While the data in the column may be repetative, it might not be input in exactly the same way. For example, a column may have values of 'Middle (6-8)' and 'middle school (6-8)'. Or there may be many variations. For the sake of simplicity, the shortest non-empty string becomes the header name.
When giving a column an extracted header name, currently prepending it with "****"
- so that it's easy to see which headers are extracted in the cleaned csv. Making it easier to go in and modify 'by hand' or with eventual UI for doing this task.
Headerless columns, with only numerical data, are named 'num' + the index of the column.
- names: Currently, variable names are in underscore_style and functions are in camelCaseStyle
- Python version: 2.7 (soon will be Python3 compliant)
In the code, the data from the csv is in list of lists, instead of in a dataframe. Why?
- The raw data may not have a header, so there are no labels at all for a dataframe
- The raw data may not be consistently sized, and may contain multiple 'tables' and different dimensions
- The raw data may have missing column names, in addition to multiple and heirarchical header rows
Unit tests are currently in development.
To run existing tests:
python test_CleanData.py
Example csv files to test code with. Code expects them in the 'tmp' folder.
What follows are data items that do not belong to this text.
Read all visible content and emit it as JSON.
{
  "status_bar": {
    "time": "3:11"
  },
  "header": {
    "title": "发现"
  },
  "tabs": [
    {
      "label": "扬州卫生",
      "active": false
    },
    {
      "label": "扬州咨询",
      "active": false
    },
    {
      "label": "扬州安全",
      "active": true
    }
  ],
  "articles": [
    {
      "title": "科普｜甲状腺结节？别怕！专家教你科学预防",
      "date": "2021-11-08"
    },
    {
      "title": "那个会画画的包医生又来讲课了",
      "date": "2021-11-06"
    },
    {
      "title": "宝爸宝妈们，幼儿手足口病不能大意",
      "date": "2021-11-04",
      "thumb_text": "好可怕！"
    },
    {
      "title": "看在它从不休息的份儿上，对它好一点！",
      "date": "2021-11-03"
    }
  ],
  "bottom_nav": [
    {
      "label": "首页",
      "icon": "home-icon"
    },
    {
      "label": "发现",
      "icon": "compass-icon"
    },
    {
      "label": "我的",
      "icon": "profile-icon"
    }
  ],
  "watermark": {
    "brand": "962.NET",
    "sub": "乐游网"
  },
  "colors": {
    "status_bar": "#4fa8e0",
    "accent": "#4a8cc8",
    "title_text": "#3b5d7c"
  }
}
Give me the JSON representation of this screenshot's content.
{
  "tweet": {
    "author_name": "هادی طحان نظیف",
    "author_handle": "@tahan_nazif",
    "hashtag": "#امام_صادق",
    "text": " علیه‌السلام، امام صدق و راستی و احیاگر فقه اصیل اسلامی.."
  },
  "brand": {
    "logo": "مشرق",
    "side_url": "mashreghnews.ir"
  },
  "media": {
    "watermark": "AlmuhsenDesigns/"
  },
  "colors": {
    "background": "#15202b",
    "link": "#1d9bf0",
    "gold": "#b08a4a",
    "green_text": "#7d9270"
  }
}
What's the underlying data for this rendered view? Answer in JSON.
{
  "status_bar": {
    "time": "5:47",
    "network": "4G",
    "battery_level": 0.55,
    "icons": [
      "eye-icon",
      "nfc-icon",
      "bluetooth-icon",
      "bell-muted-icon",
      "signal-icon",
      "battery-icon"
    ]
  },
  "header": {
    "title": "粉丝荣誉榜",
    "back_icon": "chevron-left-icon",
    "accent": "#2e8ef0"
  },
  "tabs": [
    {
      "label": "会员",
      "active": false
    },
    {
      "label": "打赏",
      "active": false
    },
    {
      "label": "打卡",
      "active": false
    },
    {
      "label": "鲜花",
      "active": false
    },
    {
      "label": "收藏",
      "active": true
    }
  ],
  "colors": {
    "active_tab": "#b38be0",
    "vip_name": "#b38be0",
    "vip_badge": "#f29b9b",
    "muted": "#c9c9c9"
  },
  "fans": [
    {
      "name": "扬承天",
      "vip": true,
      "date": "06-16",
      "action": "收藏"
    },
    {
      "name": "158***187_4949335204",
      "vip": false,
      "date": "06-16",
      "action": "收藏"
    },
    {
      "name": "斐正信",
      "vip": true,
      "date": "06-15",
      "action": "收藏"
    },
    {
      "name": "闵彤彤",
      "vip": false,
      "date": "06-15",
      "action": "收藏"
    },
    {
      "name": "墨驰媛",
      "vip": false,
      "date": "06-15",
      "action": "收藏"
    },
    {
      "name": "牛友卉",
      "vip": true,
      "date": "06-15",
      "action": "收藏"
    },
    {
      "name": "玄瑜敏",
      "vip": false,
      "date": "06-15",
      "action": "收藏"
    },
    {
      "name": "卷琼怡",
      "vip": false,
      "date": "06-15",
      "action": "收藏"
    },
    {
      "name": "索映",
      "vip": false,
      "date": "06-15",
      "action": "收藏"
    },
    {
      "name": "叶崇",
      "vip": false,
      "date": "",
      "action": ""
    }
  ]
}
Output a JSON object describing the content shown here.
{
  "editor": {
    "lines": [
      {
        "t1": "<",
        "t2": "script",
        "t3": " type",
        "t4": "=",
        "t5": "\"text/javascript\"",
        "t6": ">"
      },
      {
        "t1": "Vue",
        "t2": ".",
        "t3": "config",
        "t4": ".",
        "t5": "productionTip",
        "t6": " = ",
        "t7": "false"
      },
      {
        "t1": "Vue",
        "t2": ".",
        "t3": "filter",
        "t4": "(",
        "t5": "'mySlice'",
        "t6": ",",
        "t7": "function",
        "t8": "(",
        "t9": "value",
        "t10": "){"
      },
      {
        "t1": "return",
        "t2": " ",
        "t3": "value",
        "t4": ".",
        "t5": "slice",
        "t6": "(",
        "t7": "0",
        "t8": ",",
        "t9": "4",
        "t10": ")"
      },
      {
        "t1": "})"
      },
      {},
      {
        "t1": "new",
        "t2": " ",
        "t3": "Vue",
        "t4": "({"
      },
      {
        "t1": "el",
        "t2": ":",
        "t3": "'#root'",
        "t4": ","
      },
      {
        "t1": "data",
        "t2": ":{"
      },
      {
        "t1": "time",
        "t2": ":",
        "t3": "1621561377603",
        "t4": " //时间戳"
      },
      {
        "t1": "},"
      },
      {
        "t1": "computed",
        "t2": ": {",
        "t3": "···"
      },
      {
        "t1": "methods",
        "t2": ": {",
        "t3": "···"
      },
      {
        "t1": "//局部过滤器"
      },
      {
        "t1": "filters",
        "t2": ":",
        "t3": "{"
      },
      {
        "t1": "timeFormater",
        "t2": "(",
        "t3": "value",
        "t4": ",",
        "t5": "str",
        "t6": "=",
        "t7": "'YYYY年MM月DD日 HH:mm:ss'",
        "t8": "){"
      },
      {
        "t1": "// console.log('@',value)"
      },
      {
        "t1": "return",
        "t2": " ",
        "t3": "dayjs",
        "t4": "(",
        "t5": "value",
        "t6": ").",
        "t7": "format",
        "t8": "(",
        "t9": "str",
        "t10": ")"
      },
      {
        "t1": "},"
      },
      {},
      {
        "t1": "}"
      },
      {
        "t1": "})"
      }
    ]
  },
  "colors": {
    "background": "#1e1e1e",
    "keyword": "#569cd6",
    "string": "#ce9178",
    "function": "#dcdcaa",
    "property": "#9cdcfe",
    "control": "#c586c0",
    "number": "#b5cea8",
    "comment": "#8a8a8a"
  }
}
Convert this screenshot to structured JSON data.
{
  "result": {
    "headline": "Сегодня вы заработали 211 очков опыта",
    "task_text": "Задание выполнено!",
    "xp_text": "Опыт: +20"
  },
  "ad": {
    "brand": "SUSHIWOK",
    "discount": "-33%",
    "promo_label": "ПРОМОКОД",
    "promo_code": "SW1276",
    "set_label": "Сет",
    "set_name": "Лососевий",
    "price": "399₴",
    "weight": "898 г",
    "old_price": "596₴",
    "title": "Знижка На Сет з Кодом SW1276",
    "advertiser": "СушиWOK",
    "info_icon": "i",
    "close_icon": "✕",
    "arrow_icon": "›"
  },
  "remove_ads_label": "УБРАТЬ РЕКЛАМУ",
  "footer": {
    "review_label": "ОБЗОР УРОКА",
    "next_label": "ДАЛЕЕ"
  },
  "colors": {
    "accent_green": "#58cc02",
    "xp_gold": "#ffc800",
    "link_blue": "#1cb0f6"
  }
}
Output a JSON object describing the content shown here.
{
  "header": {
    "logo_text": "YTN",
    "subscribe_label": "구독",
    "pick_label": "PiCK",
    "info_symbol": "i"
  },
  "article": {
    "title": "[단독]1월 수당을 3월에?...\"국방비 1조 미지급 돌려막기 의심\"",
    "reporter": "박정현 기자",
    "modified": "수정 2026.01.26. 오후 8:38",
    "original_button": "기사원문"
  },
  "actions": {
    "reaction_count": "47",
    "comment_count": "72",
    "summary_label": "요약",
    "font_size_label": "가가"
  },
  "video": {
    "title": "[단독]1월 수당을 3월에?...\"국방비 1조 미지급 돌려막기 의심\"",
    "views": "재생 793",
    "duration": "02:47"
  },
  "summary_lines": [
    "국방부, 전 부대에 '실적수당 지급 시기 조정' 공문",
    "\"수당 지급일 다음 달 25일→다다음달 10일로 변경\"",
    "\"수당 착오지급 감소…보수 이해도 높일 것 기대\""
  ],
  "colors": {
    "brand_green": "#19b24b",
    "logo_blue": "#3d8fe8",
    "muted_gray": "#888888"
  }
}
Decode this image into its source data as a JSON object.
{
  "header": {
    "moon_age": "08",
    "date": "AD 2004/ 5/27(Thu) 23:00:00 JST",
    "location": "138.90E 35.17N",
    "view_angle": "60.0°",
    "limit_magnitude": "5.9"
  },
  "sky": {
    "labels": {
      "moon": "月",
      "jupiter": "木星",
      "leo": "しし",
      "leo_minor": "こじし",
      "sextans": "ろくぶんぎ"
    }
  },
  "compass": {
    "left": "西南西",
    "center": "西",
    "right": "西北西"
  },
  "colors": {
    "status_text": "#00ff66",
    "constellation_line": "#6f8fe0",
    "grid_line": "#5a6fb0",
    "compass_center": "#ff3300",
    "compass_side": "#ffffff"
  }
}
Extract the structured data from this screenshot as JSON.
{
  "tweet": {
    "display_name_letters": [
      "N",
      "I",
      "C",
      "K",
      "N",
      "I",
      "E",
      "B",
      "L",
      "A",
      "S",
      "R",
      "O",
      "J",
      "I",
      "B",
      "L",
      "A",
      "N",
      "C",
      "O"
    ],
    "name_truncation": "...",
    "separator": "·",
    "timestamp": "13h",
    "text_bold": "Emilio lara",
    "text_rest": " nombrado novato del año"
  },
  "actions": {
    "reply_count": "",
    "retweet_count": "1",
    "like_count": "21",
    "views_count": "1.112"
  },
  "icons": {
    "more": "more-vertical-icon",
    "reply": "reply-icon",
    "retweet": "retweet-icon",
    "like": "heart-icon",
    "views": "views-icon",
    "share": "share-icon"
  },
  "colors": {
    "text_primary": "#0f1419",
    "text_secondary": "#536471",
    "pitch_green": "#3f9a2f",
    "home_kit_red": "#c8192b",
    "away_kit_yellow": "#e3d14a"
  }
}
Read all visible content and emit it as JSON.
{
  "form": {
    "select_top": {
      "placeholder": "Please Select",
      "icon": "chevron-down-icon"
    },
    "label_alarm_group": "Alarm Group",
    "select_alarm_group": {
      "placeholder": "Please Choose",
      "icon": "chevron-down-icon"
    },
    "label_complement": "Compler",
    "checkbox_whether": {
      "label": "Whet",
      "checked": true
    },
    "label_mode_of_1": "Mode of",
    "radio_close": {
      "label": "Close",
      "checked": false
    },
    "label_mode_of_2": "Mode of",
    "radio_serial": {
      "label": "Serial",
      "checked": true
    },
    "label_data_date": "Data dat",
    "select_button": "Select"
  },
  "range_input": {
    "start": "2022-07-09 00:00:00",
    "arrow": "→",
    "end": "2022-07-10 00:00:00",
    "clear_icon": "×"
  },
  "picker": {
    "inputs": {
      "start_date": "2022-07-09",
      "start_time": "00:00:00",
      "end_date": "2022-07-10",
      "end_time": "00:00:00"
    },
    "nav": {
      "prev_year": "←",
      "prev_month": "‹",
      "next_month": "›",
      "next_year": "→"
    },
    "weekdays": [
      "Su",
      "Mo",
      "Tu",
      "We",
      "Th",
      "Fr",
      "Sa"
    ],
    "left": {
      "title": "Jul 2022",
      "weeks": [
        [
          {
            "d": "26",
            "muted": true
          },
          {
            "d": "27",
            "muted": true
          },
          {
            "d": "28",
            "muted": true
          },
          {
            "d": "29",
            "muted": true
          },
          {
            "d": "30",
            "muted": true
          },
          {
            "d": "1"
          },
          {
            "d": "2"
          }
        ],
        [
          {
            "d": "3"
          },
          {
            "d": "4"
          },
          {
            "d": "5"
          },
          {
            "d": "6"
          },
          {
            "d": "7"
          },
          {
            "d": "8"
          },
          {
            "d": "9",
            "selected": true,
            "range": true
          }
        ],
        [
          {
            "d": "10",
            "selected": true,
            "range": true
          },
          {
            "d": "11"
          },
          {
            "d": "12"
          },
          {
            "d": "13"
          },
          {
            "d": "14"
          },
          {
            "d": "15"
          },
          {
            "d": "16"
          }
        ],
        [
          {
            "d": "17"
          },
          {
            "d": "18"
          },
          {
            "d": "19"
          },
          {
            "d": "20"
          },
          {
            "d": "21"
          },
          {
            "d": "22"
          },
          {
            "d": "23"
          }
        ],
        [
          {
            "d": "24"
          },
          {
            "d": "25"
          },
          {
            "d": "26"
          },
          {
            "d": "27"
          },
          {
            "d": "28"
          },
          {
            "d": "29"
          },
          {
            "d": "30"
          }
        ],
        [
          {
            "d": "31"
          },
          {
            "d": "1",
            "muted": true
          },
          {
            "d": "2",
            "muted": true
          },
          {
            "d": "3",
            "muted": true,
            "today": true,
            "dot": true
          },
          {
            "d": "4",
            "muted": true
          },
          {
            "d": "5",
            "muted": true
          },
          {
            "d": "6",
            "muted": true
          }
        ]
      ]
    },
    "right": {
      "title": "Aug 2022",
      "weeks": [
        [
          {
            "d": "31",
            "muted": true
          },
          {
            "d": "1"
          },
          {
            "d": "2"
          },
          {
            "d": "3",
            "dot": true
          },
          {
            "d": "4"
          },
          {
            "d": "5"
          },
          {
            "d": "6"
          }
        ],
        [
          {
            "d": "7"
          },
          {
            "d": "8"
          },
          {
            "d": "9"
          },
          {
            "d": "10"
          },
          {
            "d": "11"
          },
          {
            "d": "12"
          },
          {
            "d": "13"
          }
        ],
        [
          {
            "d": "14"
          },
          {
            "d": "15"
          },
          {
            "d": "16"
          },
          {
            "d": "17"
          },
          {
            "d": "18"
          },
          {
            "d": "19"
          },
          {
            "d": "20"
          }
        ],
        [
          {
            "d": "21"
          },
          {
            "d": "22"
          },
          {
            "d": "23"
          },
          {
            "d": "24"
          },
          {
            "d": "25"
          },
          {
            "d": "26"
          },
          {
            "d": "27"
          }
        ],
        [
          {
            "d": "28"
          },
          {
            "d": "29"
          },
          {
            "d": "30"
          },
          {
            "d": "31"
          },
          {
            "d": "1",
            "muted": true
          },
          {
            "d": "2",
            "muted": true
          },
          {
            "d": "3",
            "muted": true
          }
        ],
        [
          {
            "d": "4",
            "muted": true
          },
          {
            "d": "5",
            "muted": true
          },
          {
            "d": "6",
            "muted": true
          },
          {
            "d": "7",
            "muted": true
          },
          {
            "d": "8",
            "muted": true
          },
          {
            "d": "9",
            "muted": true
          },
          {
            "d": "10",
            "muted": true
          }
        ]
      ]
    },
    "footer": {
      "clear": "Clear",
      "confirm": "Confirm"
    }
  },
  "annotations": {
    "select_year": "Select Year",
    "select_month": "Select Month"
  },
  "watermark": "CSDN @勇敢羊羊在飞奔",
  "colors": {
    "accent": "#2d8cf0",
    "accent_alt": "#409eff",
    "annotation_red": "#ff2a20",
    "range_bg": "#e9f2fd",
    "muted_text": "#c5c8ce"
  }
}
XLS files now converted to csv before starting cleaning process.
Cleaned/processed files are saved in 'cleaned' folder.
dummyData1.csv
- has extra cells at top of file, that are not headers and not data. need to be removed
- has extra numbers in cells below two collumns. need to be removed
2010 Federal STEM Education Inventory Data Set on data.gov
- has nested headers
- has commas in cells (text)
- an xls rather than csv file
- has column totals, for some columns
- http://catalog.data.gov/dataset/2010-federal-stem-education-inventory-data-set
- form used for data collection is also available
Mobile Food Schedule
- has dates, need converting, could be fun time series
- https://catalog.data.gov/dataset/mobile-food-schedule-7fd4d
- already in csv format
python-excel.org
- packages for working with Excel files: http://www.python-excel.org/
- pay attention to XML vulnerabilities and Excel files: http://xlrd.readthedocs.io/en/latest/vulnerabilities.html
ToDo: add option to save the skimmed rows, and removed summary tables, into an external file labeled as meta-data.